Trusts are legal arrangements that allow a third party, called a trustee, to hold and manage assets on behalf of beneficiaries. Trusts can be an effective tool for managing and distributing assets during the grantor’s lifetime and after their death. Trusts can offer various benefits, such as tax advantages, probate avoidance, and privacy.
Types of Trusts
There are numerous types of trusts, each serving a specific purpose or addressing different needs. Some common types of trusts include:
- Revocable Living Trust: This type of trust can be changed or revoked by the grantor during their lifetime. It allows for the management of assets and can help avoid probate upon the grantor’s death.
- Irrevocable Trust: Once established, an irrevocable trust cannot be changed or revoked. This type of trust is often used for tax planning, asset protection, or providing for beneficiaries with special needs.
- Testamentary Trust: This trust is created under the terms of a will and takes effect after the grantor’s death. It can be used to manage assets for minor children or beneficiaries who may not be financially responsible.
- Charitable Trust: This type of trust is designed to benefit a specific charity or charitable purpose while potentially providing tax advantages for the grantor.

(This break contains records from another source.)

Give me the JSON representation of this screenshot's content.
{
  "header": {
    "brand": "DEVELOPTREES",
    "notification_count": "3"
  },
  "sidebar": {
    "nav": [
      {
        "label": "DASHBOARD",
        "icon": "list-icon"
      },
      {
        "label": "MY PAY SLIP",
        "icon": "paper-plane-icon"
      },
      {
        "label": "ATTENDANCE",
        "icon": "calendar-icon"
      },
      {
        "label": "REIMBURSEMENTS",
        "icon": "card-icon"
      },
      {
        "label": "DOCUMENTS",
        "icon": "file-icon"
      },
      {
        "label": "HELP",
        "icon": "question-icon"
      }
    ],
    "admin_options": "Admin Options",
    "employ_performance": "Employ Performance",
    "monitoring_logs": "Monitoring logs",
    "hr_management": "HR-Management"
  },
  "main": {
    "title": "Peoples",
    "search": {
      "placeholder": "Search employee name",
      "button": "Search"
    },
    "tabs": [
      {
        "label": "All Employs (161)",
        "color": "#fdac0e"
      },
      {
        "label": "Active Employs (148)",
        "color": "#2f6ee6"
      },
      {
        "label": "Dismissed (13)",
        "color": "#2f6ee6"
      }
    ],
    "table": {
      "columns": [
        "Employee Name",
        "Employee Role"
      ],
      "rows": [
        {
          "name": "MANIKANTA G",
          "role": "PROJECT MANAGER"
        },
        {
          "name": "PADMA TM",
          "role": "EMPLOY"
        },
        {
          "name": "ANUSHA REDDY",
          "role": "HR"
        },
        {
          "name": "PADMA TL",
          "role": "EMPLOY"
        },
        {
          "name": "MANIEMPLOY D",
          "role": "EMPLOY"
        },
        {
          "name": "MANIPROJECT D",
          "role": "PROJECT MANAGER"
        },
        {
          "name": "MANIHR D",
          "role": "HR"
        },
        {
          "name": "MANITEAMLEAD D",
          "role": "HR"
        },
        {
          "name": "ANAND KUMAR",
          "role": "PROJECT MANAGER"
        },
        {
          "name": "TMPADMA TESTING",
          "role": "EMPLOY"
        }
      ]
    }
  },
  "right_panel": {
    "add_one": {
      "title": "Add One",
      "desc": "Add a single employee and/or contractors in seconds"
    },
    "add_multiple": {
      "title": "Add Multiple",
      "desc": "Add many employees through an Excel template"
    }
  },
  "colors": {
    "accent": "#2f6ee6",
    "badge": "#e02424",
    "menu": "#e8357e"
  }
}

- Special Needs Trust: A special needs trust is designed to provide financial support to a beneficiary with disabilities without jeopardizing their eligibility for government benefits.
The Benefits of Trusts
Trusts can offer numerous advantages, including:
- Control: Trusts allow the grantor to specify how assets should be managed and distributed, providing control over the use and disposition of the assets.
- Probate Avoidance: Trusts can help avoid the probate process, potentially saving time, money, and maintaining privacy.
- Tax Advantages: Certain types of trusts can provide tax benefits, such as reducing estate or gift taxes.
- Asset Protection: Trusts can be used to protect assets from creditors or legal judgments.
- Special Needs Planning: Trusts can ensure that a loved one with special needs is cared for without jeopardizing their eligibility for government assistance programs.
Consulting an Attorney for Trust Planning
Creating a trust involves complex legal and financial considerations. It is essential to consult with an experienced attorney who can guide you through the process and help you determine the most suitable trust type for your specific needs and goals. Trust planning should be a part of your overall estate planning strategy to ensure a seamless and efficient distribution of assets to your chosen beneficiaries.